The evaluation of coating performance with biochar loadings from 1% to 5% demonstrated significant functional benefits. This study affirmed that biochar inclusion did not compromise critical mechanical properties. All biochar-loaded coatings, irrespective of type or concentration, achieved an excellent 5B adhesion rating, indicating strong bonding to the metal substrate. Moreover, all coatings exhibited identical mechanical and chemical properties, such as scratch, pencil, flexibility, acid, alkali, and solvent rub test. A major advantage of the incorporation of biochar is that it consistently enhances the hydrophobicity of the coatings. The water contact angle of SW800 and SW1000-based coatings progressively form 68.2 to 81.1 and 85.2 degrees, respectively, with increasing biochar concentration. Coatings containing SW1000 biochar consistently exhibited higher contact angles compared to SW800 at equivalent concentrations.

In conclusion, this research successfully establishes sheep wool-derived biochar as a promising and sustainable alternative raw material for high-performance epoxy coatings. These findings support the development of sustainable protective coatings that contribute to waste valorization and reduce reliance on petrochemical-derived materials.

For future scope, various aspects of biochar need to be explored to improve the performance of the coating.
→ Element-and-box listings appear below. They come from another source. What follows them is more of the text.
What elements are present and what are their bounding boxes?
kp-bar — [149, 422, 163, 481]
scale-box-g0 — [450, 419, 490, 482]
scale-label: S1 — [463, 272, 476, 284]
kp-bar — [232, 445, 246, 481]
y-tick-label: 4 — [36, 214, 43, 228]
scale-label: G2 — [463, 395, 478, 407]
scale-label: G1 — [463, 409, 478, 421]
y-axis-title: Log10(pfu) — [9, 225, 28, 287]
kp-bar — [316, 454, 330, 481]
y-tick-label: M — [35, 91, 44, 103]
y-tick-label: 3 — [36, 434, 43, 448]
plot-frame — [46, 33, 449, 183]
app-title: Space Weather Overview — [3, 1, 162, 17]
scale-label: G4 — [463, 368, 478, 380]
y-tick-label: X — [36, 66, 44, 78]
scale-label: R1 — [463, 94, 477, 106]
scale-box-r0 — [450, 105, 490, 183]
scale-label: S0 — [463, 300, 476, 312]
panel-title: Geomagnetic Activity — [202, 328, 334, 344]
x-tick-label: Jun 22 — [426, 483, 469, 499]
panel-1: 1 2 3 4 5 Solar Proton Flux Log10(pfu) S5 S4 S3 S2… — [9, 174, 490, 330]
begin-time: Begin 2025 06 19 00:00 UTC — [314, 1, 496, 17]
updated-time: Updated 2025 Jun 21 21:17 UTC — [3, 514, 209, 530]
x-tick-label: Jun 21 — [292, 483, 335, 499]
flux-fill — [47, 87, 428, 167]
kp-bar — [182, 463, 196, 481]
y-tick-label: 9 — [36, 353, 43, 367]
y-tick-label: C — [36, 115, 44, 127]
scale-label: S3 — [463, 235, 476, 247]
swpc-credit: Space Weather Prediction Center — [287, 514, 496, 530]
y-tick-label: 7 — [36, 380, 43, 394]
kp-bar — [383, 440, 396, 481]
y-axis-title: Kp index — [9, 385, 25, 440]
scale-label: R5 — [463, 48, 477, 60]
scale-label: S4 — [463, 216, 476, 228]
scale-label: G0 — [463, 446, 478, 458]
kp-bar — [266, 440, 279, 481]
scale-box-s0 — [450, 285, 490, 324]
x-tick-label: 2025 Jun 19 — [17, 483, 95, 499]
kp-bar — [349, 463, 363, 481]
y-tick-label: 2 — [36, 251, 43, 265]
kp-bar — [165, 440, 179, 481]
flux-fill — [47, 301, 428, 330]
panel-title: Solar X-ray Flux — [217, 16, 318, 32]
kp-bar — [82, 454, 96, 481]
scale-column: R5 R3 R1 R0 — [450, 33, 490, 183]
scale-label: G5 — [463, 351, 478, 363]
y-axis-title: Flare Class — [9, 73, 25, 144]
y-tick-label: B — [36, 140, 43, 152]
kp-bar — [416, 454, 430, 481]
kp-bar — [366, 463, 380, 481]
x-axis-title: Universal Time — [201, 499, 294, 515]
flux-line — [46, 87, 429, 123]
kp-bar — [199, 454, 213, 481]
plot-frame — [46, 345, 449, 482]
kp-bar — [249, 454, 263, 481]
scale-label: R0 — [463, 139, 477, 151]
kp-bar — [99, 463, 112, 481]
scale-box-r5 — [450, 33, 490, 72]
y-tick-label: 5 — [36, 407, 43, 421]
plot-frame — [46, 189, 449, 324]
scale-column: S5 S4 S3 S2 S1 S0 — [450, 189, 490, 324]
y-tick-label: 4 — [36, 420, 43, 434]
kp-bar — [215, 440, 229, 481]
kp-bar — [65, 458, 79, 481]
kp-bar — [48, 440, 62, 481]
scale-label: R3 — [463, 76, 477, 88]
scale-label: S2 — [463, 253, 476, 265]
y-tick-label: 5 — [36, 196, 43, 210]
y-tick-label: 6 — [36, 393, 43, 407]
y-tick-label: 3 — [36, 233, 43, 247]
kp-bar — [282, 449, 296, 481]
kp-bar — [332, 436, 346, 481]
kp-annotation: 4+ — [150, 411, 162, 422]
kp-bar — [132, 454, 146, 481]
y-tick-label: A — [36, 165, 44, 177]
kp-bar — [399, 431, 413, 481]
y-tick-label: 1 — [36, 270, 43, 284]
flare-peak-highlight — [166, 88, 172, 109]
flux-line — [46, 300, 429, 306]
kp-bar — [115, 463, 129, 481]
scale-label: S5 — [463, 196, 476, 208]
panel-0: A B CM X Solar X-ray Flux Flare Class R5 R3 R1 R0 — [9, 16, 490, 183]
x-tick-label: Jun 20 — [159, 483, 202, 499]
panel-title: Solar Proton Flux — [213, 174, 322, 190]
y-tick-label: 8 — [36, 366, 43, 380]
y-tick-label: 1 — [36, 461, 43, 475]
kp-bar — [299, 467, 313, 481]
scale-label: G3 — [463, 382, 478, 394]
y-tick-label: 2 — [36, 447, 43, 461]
This includes surface functionalization of biochar with silane, amine, or acid groups, etc. Integration of biochar with nanoparticles will also be an interesting field for coating formulators. Though the coating based on biochar materials has opportunities to become a sustainable solution, it is associated with certain challenges that limit its application in broader coating sectors. These challenges include variation in input biomass quality, coloration of coating as biochar mainly available on dark colors, compatibilities with resin matrix, etc. Addressing these challenges is crucial to unlock the potential of biochar in the paints and coatings field.